Department of Neurology and Neuroscience Center, The First Hospital of Jilin University, Xinmin, Changchun, Jilin Province 130021, China.
Curr Neuropharmacol. 2023;21(3):621-650. doi: 10.2174/1570159X20666220706115957.
As the first peripheral immune cells to enter the brain after ischemic stroke, neutrophils are important participants in stroke-related neuroinflammation. Neutrophils are quickly mobilized from the periphery in response to a stroke episode and cross the blood-brain barrier to reach the ischemic brain parenchyma. This process involves the mobilization and activation of neutrophils from peripheral immune organs (including the bone marrow and spleen), their chemotaxis in the peripheral blood, and their infiltration into the brain parenchyma (including disruption of the blood-brain barrier, inflammatory effects on brain tissue, and interactions with other immune cell types). In the past, it was believed that neutrophils aggravated brain injuries through the massive release of proteases, reactive oxygen species, pro-inflammatory factors, and extracellular structures known as neutrophil extracellular traps (NETs). With the failure of early clinical trials targeting neutrophils and uncovering their underlying heterogeneity, our view of their role in ischemic stroke has become more complex and multifaceted. As neutrophils can be divided into N1 and N2 phenotypes in tumors, neutrophils have also been found to have similar phenotypes after ischemic stroke, and play different roles in the development and prognosis of ischemic stroke. N1 neutrophils are dominant during the acute phase of stroke (within three days) and are responsible for the damage to neural structures via the aforementioned mechanisms. However, the proportion of N2 neutrophils gradually increases in later phases, and this has a beneficial effect through the release of anti-inflammatory factors and other neuroprotective mediators. Moreover, the N1 and N2 phenotypes are highly plastic and can be transformed into each other under certain conditions. The pronounced differences in their function and their high degree of plasticity make these neutrophil subpopulations promising targets for the treatment of ischemic stroke.

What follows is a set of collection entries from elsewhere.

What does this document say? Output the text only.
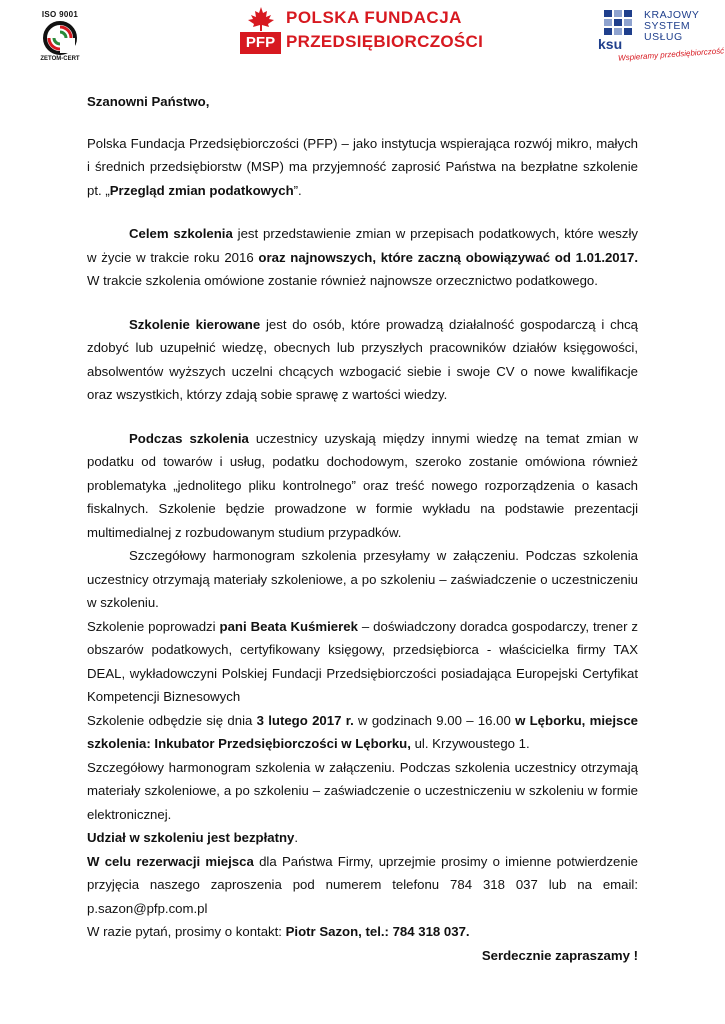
ISO 9001
ZETOM-CERT
POLSKA FUNDACJA
PFP PRZEDSIĘBIORCZOŚCI	ksu
KRAJOWY
SYSTEM
USŁUG
Wspieramy przedsiębiorczość

Szanowni Państwo,

Polska Fundacja Przedsiębiorczości (PFP) – jako instytucja wspierająca rozwój mikro, małych i średnich przedsiębiorstw (MSP) ma przyjemność zaprosić Państwa na bezpłatne szkolenie pt. „Przegląd zmian podatkowych”.

Celem szkolenia jest przedstawienie zmian w przepisach podatkowych, które weszły w życie w trakcie roku 2016 oraz najnowszych, które zaczną obowiązywać od 1.01.2017. W trakcie szkolenia omówione zostanie również najnowsze orzecznictwo podatkowego.

Szkolenie kierowane jest do osób, które prowadzą działalność gospodarczą i chcą zdobyć lub uzupełnić wiedzę, obecnych lub przyszłych pracowników działów księgowości, absolwentów wyższych uczelni chcących wzbogacić siebie i swoje CV o nowe kwalifikacje oraz wszystkich, którzy zdają sobie sprawę z wartości wiedzy.

Podczas szkolenia uczestnicy uzyskają między innymi wiedzę na temat zmian w podatku od towarów i usług, podatku dochodowym, szeroko zostanie omówiona również problematyka „jednolitego pliku kontrolnego” oraz treść nowego rozporządzenia o kasach fiskalnych. Szkolenie będzie prowadzone w formie wykładu na podstawie prezentacji multimedialnej z rozbudowanym studium przypadków.

Szczegółowy harmonogram szkolenia przesyłamy w załączeniu. Podczas szkolenia uczestnicy otrzymają materiały szkoleniowe, a po szkoleniu – zaświadczenie o uczestniczeniu w szkoleniu.

Szkolenie poprowadzi pani Beata Kuśmierek – doświadczony doradca gospodarczy, trener z obszarów podatkowych, certyfikowany księgowy, przedsiębiorca - właścicielka firmy TAX DEAL, wykładowczyni Polskiej Fundacji Przedsiębiorczości posiadająca Europejski Certyfikat Kompetencji Biznesowych

Szkolenie odbędzie się dnia 3 lutego 2017 r. w godzinach 9.00 – 16.00 w Lęborku, miejsce szkolenia: Inkubator Przedsiębiorczości w Lęborku, ul. Krzywoustego 1.

Szczegółowy harmonogram szkolenia w załączeniu. Podczas szkolenia uczestnicy otrzymają materiały szkoleniowe, a po szkoleniu – zaświadczenie o uczestniczeniu w szkoleniu w formie elektronicznej.

Udział w szkoleniu jest bezpłatny.

W celu rezerwacji miejsca dla Państwa Firmy, uprzejmie prosimy o imienne potwierdzenie przyjęcia naszego zaproszenia pod numerem telefonu 784 318 037 lub na email: p.sazon@pfp.com.pl

W razie pytań, prosimy o kontakt: Piotr Sazon, tel.: 784 318 037.

Serdecznie zapraszamy !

作为缺血性中风后第一个进入大脑的外周免疫细胞,中性粒细胞是与中风相关的神经炎症的重要参与者。中性粒细胞会迅速从外周动员起来,以应对中风发作,并穿过血脑屏障到达缺血性脑实质。这个过程涉及到外周免疫器官(包括骨髓和脾脏)中中性粒细胞的动员和激活,它们在外周血液中的趋化作用,以及它们对脑实质的浸润(包括血脑屏障的破坏、对脑组织的炎症作用以及与其他免疫细胞类型的相互作用)。过去,人们认为中性粒细胞通过大量释放蛋白酶、活性氧、促炎因子和称为中性粒细胞胞外诱捕网(NETs)的细胞外结构来加重脑损伤。随着针对中性粒细胞的早期临床试验失败和对其潜在异质性的揭示,我们对其在缺血性中风中的作用的看法变得更加复杂和多方面。由于中性粒细胞在肿瘤中可以分为 N1 和 N2 表型,因此在缺血性中风后也发现中性粒细胞具有类似的表型,并在缺血性中风的发展和预后中发挥不同的作用。N1 中性粒细胞在中风的急性期(3 天内)占主导地位,通过上述机制对神经结构造成损伤。然而,N2 中性粒细胞的比例在后期逐渐增加,并通过释放抗炎因子和其他神经保护介质产生有益的效果。此外,N1 和 N2 表型具有高度的可塑性,可以在某些条件下相互转化。这些中性粒细胞亚群在功能上存在显著差异,并且具有高度的可塑性,使它们成为治疗缺血性中风的有前途的靶点。